Seminar on the Women

Seminar on the Women’s Question

“On the role of communists in the struggle for the parity and emancipation of women”

Communist Party of Sweden

Brussels, March 26 2010,  

Dear comrades.

My party, the Communist Party of Sweden, expresses a warm thanks to the Greek Communist Party, KKE, for the invitation to this seminar.

I come from a country that willingly calls itself, the most equal country in the world. Then adds that about 75 percent of women of working age are gainfully employed, that there is an extensive system of public childcare, that parental leave at childbirth is generous and that mothers and fathers can equally share the leave, which 20 percent of the fathers do . This is the result of a long struggle of the bourgeois women's movement and labor movement. In Sweden, the socialist Kata Dalström was an early popular female agitator. While Europe in the 30´s and 40's bled under fascism and the Second World War, neutral Sweden among other things was able to develop a modern family policy that is associated with the Social democrats and the Communist party.

After World War II, my party and the Left Organization of Swedish Women (SKV) were active in the anti-war work, in solidarity work and within the Women’s International Democratic Federation. 60 years ago most of the 330 000 Swedish signatures under the Stockholm Appeal against nuclear weapons were collected by women.

Today we are working against Sweden’s gradual connection to NATO.

Swedish Communists have always campaigned for the same women policy as in the Soviet Union and other socialist countries. We made it clear that it is the socialist social order that secures the position of women within education, employment and politics. This leads to women’s emancipation and changing gender roles.

When the labor market during the second half of the 20th century needed more and more female workers, women became radicalized when they understod the obstacles that existed to gender equality. But the perception spread that all women had the same problems and that the obstacle to gender equality was a gender-power order. Even today men are often seen as defenders of patriarchy and antagonists to women. Quotas of men and women on company boards are being discussed in the hope that more women make better decisions. But neoliberal politics forces company boards to decide on wage cuts, redundancy and moving companies to low- wage countries. State-owned companies decide on privatization and downsizing. In the public sector, where most women work, 350 000 jobs have disappeared since 1990. This cannot be prevented by women as company directors. Feminist research without awareness of the class struggle will go astray. In my party we don’t call ourselves feminists, we say: no class struggle without women's struggle, no women's struggle without class struggle.

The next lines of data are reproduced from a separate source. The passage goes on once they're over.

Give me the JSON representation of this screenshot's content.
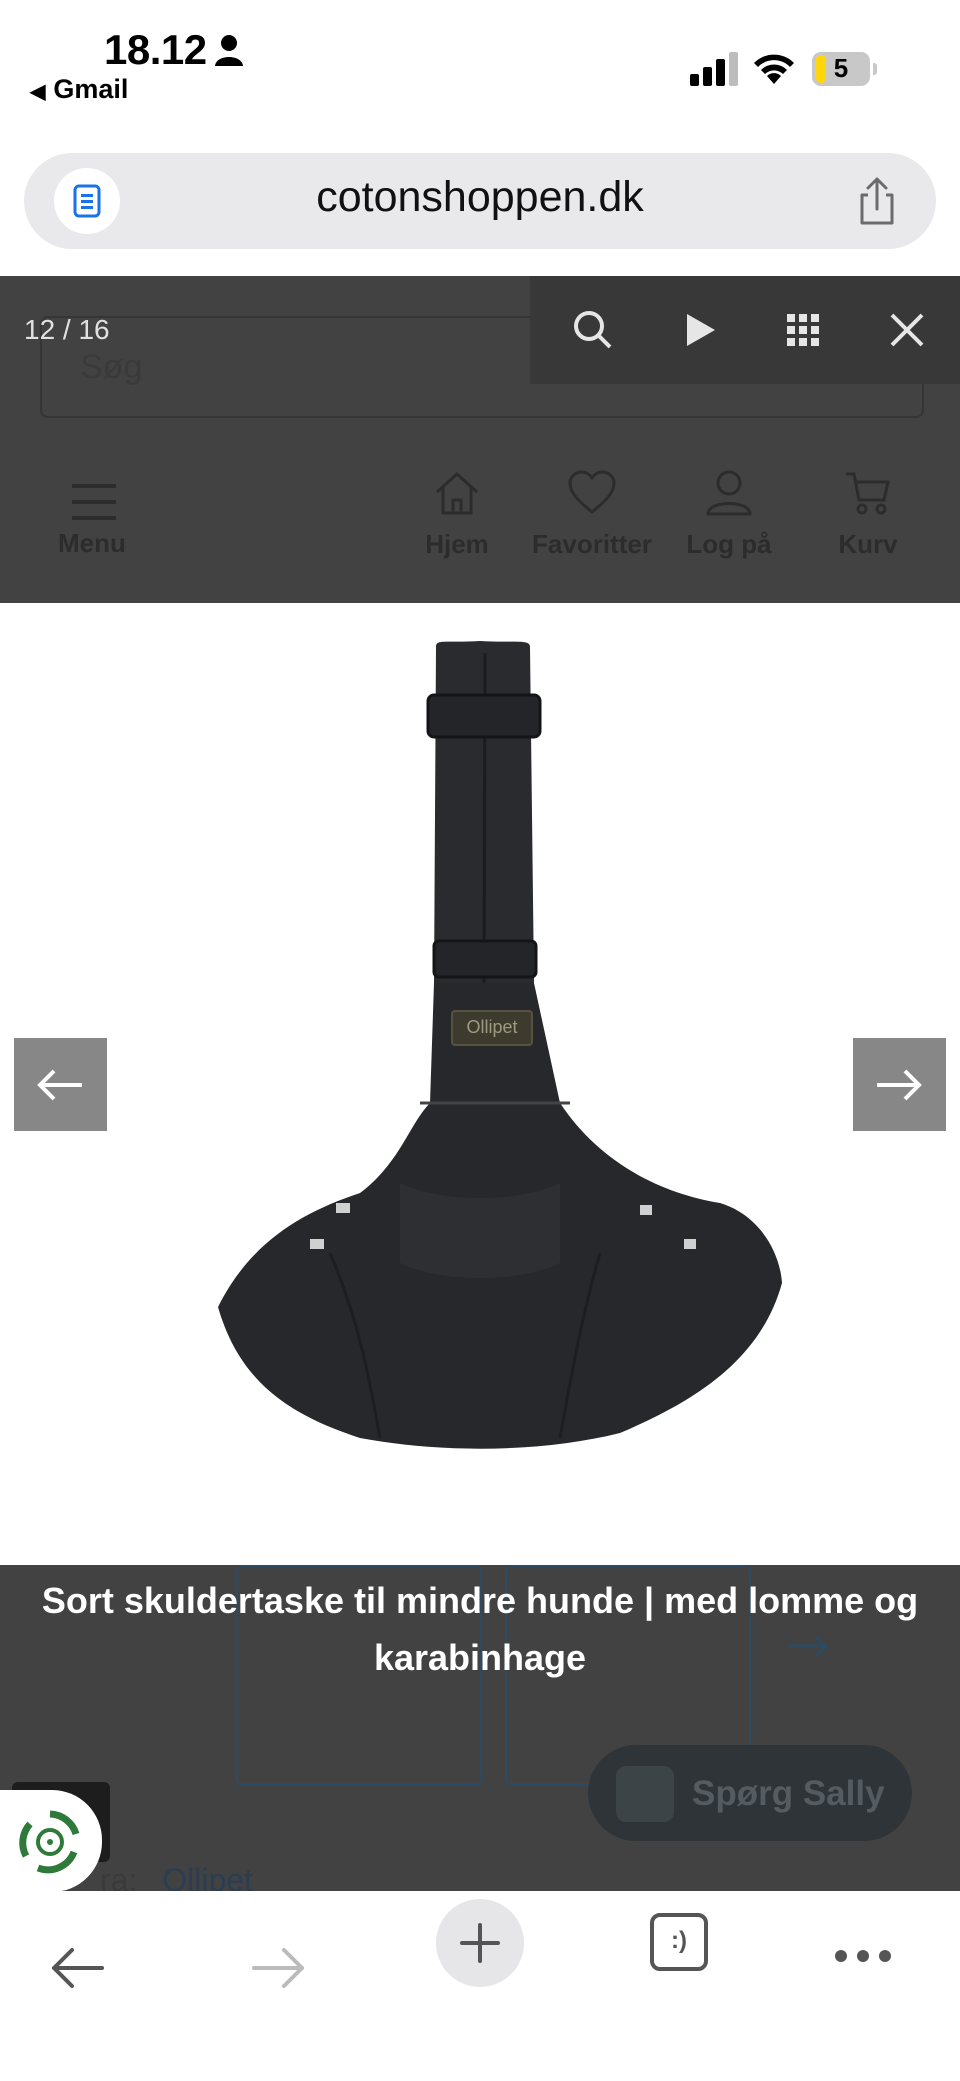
{
  "status_bar": {
    "time": "18.12",
    "back_app": "Gmail",
    "battery_level": "5",
    "icons": [
      "person-icon",
      "signal-icon",
      "wifi-icon",
      "battery-icon"
    ]
  },
  "browser": {
    "url": "cotonshoppen.dk",
    "icons": [
      "reader-icon",
      "share-icon"
    ]
  },
  "website": {
    "search_placeholder": "Søg",
    "menu_label": "Menu",
    "nav": [
      {
        "label": "Hjem",
        "icon": "home-icon"
      },
      {
        "label": "Favoritter",
        "icon": "heart-icon"
      },
      {
        "label": "Log på",
        "icon": "user-icon"
      },
      {
        "label": "Kurv",
        "icon": "cart-icon"
      }
    ],
    "brand_prefix": "ra:",
    "brand_name": "Ollipet",
    "chat_button": "Spørg Sally"
  },
  "lightbox": {
    "counter": "12 / 16",
    "toolbar": [
      "search-icon",
      "play-icon",
      "grid-icon",
      "close-icon"
    ],
    "product_label": "Ollipet",
    "caption": "Sort skuldertaske til mindre hunde | med lomme og karabinhage",
    "accent": "#424242"
  },
  "bottom_bar": {
    "icons": [
      "back-arrow-icon",
      "forward-arrow-icon",
      "new-tab-icon",
      "tabs-icon",
      "more-icon"
    ],
    "tabs_glyph": ":)"
  }
}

Today there is a lot of fuel for working-class women's discontent with their situation. Many are employed gainfully but 50 percent of women in Congress of Trade Unions are forced to work part-time. You cannot survive on a part-time salary. Permanent jobs are becoming fewer and fewer and Man Power companies control the labor power to meet the owner's profit needs. Typical women's work within health care and retail industry is low-wage occupations. Municipal workers' unions dared a few years ago to address the demands for a 6 hour working-day in collective agreements. This demands has now been given the status of a distant vision. But this is badly needed for both women and men in a busy result-oriented working environment that has negative consequences for human health and the family situation. After almost one hundred years of the 8-hour day, it is time to reduce working hours. We cannot force capital to do this now, but we will not remove the demands from our banners.

Sweden's population consists of 20 percent of people with foreign backgrounds. For exampel feudal attitudes to women exist and there are also examples of killing women in the name of honour. But there is also a lot of violence against women in native Swedish families. Unemployment, alcoholism and men's insecurity in a new gender role leads to aggression.

Our capitalist, violence-fixated, sexist and commercialized society obstracts women’s emancipation with partly invisible power. Society's bourgeois feminine ideals and shorter schooling for working class youth are steering young women's career choices. Becoming a hairdresser or having an artistic profession is in demand, jobs in commerce or in health care are seen as emergency solutions, while there are technical programs, with no women at all. At my high schools training as electricians there were no girls at all for several years.

But I remember two girls and they were from the Philippines and Turkey. The school website now presents the veiled Muslim Turkish girl as a successful electrician. It is no doubt- women can do it!

In conclusion: All Communists should put ideas into practice. We should show the interaction between class struggle and the women's struggle, and we should highlight examples that existed and exists in socialist countries as well as in a country like Sweden. We can make the preparations, but it is socialist society that will solve the problem.